One of my opponents says that the Troubadour poetry is unreadable. I think this is a too sweeping condemnation. If by the Troubadour poetry is meant only that written by those strictly called Troubadours, I am scarcely competent to judge, as, with the exception of extracts from the Romaunt de la Rose, the Romance de Coucy, and a few smaller poems, I am not conversant with their writings; but as far as I can tell, they are not what would be called unreadable, though certainly not coinciding exactly with our modern ideas. And it is worthy of remark, that in Chaucer's Canterbury Tales, all those related by persons in high rank,--those who came immediately under the influence of Chivalry, such as the Knight, the Squire, the Clerk, etc.,--are extremely beautiful and pure, while those of the others are certainly the reverse. Boccaccio too, when he was dying, was so struck by the improper tendency of his book, that he begged a friend not to let it be read by the females of his household--a clear proof that he was behind his age.
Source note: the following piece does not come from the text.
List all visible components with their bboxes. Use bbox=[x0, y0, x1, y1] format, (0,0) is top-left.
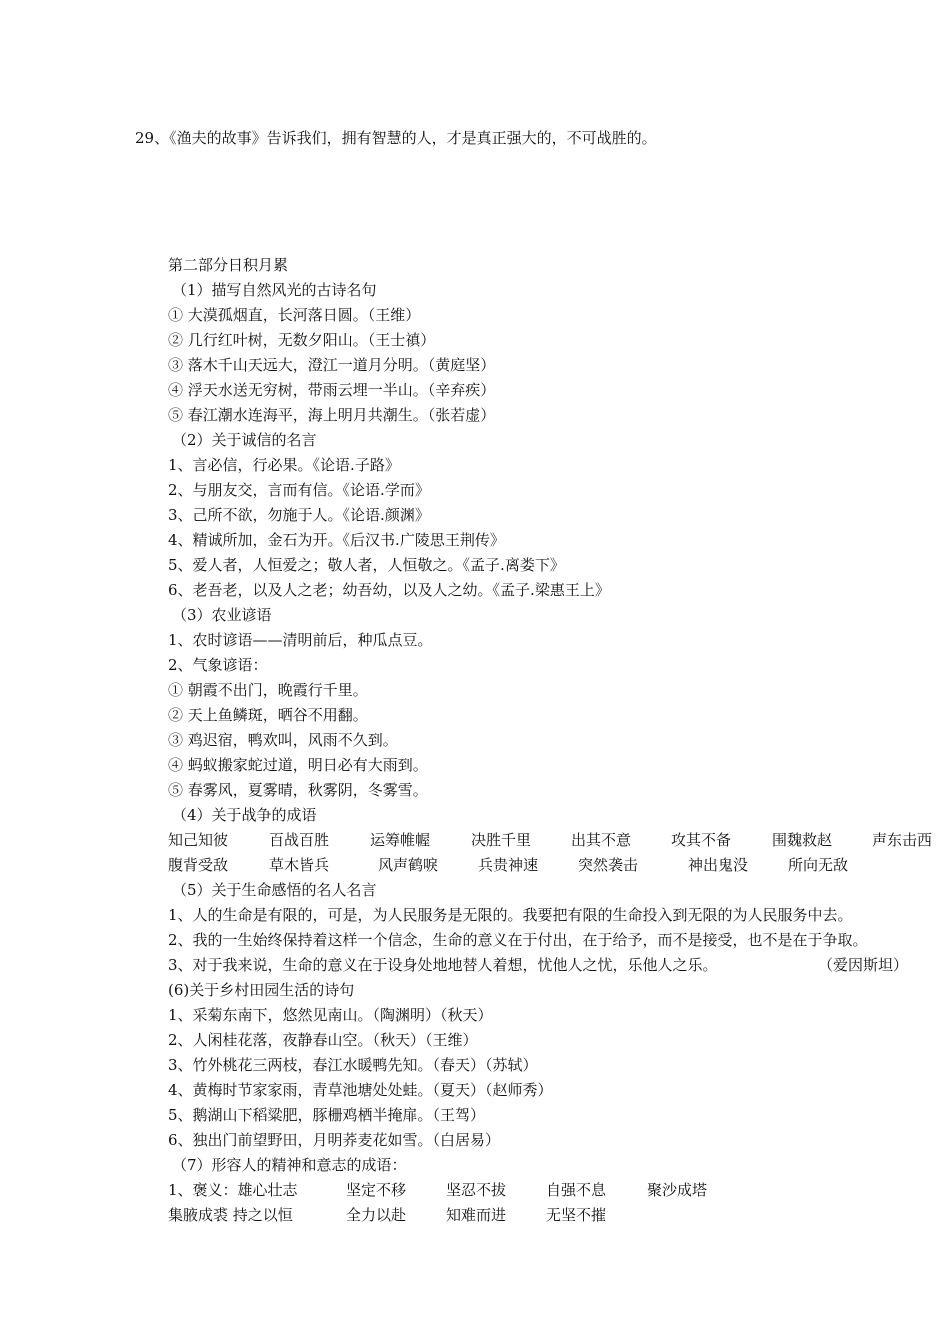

The Romance of the Morte d° Arthur, though not exactly a Troubadour's poem, is decidedly readable, as also are several others of the same kind. It is also said that the love of the Middle Ages is entirely licentious. This I do not think. Was Petrarch's love for Laura when he wrote--

She wakes within the thought of purest love
Which from the creature rises to its God,
Unsullied by the heat of mortal flame.
Through her the springs of inspiration move,
Opening so bright a path from earth's dull clod,
That Heav'n's blest joys, e'en now my soul doth claim.

Can anything be more pure than Dante's love? And all through history are there not beautiful instances of the purest and most devoted love--that of Bertha for the Emperor Henry; Philip Augustus for his Agnes; Queen Eleanor for Edward the First; Queen Philippa for the Third Edward, who with her last breath prayed him "that it may please you to take none other sepulture whensoever it shall please God to call you out of this transitory lyfe, but besyde me in Westminster"; Heloise's love for Abelard, and many more. Louis IX., a prisoner in Egypt, replies to the Saracens that he will do nothing without Queen Margaret, "who is his Lady." The Orientals could not comprehend such deference, and it is because they did not comprehend it that they have remained so far behind the nations of Europe in nobleness of sentiment, purity of morals, and elegance of manners.

"Chivalry," says Michaud, "so beautifully called 'the fountain of that courtesy which comes from God,' is still more admirable when considered under the all-powerful influence of religious ideas. Christian charity claimed all the affections of the Knight, and demanded of him a perpetual devotion for the defence of pilgrims and the care of the sick. It was thus that were established the Orders of St. John, of the Temple, of the Teutonic Knights, and several others, all instituted to combat the Saracens and solace human miseries. The infidels admired their virtues as much as they dreaded their bravery. Nothing is more touching than the spectacle of those noble warriors, who were seen by turns in the field of battle and in the asylum of pain, sometimes the terror of the enemy, and as frequently the consolers of all who suffered. That which the Paladins of the West did for beauty, the Knights of Palestine did for poverty and misfortune. The former devoted their lives to the ladies of their thoughts, the latter to the poor and infirm." The philanthropists of the present day should sympathise with this.

There is one thing in which I most fully agree with my antagonist--the character of Gustavus Adolphus: she cannot praise him too highly for me. But she says Chivalry was extinct in his time. The form might be, but I should be very sorry to suppose that the spirit of Chivalry is not existing now. Of Max Piccolomini I know very little, not having the advantage of an acquaintance with German literature. But as I fear I have been very obstinate about my heroes, I will take him on credit.

And now I will conclude this atrociously long effusion, begging pardon of this meeting for occupying so much of its time, and of my two fair opponents for so impolitely and unceremoniously contradicting their assertions.